Still, the coverage in National Geographic was slammed by an open letter signed by a number of archeologists for sensationalizing the new site, about which little is known yet. Perhaps, even more grievously, the letter criticized National Geographic for ignoring the fact that there have been hard-working scientists working in the region for decades, including Chris Begley, Professor of Anthropology at Transylvania University. Begley is universally noted as the leading archeologist in the region and has explored numerous sites across La Mosquitia.



John Henderson, an anthropologist with Cornell who has long worked in Honduras, did not write or sign the critical letter. But he told the Guardian that “the most offensive part is that there’s an awful lot that’s known that National Geographic left out.”



“You’re going to point your Lidar at almost any valley and you’re going to find something like what these guys find,” he continued. “But what they’ve done is modest in comparison with what Chris Begley has done there for all these years.”

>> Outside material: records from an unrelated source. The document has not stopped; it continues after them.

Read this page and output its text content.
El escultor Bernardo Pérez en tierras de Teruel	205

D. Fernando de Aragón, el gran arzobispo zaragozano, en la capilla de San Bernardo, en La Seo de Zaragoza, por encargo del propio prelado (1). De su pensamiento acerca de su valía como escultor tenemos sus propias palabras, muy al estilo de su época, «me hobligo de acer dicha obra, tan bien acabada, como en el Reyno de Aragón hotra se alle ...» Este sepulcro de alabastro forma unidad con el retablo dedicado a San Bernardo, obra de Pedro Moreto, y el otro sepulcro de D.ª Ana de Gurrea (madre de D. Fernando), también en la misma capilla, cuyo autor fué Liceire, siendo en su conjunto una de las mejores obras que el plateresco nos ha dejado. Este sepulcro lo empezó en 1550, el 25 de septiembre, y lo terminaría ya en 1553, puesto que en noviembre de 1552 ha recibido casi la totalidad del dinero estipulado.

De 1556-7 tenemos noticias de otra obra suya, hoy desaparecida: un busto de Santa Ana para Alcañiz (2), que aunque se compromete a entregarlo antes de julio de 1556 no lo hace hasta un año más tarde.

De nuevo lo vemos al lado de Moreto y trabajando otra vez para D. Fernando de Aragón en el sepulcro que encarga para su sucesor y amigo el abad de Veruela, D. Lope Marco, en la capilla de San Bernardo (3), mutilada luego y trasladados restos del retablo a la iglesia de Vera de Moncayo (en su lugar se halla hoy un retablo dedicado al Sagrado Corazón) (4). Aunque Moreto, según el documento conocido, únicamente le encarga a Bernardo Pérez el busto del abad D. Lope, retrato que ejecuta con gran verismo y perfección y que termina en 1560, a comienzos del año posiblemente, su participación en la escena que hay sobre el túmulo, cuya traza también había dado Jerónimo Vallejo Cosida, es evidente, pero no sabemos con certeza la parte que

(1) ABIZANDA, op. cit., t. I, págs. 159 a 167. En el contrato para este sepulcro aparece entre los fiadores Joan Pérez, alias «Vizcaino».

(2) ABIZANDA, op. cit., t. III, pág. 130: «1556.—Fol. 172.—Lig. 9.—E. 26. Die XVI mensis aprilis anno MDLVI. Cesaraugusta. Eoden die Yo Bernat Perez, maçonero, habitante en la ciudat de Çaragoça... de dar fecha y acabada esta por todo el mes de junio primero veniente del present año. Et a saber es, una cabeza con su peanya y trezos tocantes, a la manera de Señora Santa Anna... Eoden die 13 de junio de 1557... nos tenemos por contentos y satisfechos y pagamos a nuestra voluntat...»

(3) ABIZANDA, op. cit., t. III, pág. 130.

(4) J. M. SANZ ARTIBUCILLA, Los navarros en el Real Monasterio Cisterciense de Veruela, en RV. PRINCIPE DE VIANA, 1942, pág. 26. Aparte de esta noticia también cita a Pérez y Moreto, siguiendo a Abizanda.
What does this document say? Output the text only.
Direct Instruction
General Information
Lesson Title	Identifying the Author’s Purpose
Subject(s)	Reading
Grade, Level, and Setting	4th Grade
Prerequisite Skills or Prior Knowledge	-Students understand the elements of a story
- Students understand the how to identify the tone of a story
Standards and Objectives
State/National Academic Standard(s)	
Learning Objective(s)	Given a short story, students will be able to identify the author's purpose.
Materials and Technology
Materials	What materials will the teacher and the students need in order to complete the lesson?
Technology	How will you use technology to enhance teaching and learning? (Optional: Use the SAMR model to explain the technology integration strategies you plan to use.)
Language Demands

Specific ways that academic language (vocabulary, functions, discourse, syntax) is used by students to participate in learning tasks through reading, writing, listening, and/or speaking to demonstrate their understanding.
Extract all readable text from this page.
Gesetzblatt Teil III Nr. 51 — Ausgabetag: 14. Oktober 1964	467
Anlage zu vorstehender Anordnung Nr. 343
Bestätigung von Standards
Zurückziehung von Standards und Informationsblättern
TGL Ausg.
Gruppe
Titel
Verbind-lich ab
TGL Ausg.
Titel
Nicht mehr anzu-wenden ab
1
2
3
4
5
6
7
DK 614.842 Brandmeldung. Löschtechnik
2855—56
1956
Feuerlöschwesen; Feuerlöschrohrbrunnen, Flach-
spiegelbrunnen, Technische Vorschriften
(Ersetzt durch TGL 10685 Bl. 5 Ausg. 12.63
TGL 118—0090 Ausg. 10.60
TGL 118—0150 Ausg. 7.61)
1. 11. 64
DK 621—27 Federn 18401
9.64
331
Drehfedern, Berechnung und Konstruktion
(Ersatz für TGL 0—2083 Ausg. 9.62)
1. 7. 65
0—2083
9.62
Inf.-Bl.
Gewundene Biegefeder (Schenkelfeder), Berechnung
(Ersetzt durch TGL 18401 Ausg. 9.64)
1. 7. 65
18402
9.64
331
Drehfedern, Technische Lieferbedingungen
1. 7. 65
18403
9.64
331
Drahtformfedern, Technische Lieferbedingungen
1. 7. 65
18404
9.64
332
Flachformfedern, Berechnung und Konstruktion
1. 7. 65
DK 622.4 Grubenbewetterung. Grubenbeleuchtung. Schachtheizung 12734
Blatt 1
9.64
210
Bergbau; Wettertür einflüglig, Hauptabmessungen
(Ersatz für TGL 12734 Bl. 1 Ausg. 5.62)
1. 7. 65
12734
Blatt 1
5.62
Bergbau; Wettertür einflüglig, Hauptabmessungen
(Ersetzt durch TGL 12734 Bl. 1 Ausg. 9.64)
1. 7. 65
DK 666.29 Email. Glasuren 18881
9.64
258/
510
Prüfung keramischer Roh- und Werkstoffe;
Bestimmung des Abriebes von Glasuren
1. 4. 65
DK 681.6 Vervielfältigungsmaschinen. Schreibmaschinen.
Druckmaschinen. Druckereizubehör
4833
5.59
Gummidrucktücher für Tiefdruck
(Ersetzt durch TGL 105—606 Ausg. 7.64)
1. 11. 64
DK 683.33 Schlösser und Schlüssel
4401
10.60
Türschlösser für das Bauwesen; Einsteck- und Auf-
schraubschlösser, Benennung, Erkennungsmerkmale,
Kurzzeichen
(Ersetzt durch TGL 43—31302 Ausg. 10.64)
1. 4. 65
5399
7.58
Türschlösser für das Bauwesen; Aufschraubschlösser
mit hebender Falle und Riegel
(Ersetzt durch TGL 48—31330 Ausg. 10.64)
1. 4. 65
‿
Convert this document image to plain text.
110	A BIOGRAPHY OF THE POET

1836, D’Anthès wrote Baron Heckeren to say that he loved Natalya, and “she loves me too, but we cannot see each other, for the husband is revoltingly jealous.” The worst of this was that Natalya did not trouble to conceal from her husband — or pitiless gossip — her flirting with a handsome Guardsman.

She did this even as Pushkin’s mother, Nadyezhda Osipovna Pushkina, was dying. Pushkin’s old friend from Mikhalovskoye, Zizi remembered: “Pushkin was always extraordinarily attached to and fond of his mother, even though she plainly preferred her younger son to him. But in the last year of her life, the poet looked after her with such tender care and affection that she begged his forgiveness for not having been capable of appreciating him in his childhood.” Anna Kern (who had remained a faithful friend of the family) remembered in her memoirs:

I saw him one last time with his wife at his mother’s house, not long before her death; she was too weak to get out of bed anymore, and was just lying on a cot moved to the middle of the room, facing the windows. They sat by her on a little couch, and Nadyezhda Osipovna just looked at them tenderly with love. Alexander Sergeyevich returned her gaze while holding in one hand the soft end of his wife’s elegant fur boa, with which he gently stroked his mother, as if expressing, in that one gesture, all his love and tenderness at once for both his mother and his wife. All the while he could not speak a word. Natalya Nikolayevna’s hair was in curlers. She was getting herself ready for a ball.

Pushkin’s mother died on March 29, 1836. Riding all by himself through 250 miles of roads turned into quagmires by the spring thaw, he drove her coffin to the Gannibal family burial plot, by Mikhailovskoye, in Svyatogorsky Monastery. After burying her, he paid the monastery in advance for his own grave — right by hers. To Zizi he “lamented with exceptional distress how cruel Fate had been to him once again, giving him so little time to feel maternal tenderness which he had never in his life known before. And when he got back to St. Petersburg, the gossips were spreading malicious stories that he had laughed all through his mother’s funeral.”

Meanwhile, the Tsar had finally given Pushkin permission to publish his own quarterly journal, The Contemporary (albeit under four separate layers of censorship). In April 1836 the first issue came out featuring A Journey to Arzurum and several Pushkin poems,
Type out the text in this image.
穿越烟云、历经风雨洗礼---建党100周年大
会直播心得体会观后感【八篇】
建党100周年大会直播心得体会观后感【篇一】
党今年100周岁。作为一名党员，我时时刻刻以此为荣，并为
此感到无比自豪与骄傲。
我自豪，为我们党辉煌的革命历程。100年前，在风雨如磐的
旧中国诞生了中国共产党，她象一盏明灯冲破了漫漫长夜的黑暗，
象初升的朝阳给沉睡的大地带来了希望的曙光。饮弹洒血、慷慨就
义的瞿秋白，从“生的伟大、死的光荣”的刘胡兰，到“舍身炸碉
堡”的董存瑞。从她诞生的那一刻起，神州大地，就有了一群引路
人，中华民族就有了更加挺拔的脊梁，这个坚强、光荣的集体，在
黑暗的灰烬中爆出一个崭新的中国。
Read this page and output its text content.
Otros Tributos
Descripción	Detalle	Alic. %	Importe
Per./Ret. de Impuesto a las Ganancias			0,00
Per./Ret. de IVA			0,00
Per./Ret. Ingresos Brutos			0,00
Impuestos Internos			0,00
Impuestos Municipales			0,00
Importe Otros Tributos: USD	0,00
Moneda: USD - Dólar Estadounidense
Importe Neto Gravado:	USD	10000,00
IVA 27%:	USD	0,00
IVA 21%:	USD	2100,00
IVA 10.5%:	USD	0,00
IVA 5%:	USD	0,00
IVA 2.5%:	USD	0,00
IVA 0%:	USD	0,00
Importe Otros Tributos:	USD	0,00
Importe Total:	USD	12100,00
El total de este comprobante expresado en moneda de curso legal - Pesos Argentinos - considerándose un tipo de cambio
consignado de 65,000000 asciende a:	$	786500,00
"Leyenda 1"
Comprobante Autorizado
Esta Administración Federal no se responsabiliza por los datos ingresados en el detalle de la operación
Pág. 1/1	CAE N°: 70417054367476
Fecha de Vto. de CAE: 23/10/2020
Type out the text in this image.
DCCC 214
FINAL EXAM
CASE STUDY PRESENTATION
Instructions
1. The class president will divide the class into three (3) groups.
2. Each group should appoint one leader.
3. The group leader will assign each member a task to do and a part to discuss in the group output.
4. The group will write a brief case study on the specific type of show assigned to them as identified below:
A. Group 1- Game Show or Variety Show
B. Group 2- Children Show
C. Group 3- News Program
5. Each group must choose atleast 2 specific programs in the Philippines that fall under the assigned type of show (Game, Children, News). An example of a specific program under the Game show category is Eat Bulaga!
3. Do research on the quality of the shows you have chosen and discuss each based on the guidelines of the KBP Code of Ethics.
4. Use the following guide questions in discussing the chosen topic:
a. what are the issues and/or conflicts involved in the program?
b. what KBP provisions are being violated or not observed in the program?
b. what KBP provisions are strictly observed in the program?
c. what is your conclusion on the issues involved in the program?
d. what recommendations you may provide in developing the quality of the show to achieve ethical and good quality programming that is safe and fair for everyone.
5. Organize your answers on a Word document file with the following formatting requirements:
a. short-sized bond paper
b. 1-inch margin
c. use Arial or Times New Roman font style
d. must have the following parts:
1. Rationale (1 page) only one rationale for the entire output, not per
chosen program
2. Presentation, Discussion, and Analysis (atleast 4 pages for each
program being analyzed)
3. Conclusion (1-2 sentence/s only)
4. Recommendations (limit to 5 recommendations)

Whatever comes from further study of the new site, however, the most important piece of this may be that the media attention has seemingly spurred the Honduras government to act in the region. Such action could mean much more for local indigenous tribes—the ancestors of the people who lived in those jungle-covered ruins—who have lived through decades of illegal loggers, colonizers, and drug smugglers invading their territory.



“Of course, it was the ancestors of the indigenous groups in Honduras who presumably created the structures and the artwork that were recently encountered,” said Plotkin, though he noted the site has been long abandoned. “On our brief expedition to the site, I saw no evidence of recent habitation or hunting onsite by any population, indigenous or otherwise. Nonetheless, this requires further study and action that so all local cultures’ rights and territories are respected, especially those of indigenous peoples who were certainly there long before we were!””



Senator Leahy told the U.S. Congress that the U.S should “assist” Honduras’ newly-proposed efforts to better safeguard the site and the region.



“President Hernandez’s commitment to preserve these archeological sites from looters and other criminal activity, and to protect the broader forest area by replanting the jungle and countering deforestation, deserves our support,” he said on the floor of the U.S. Senate.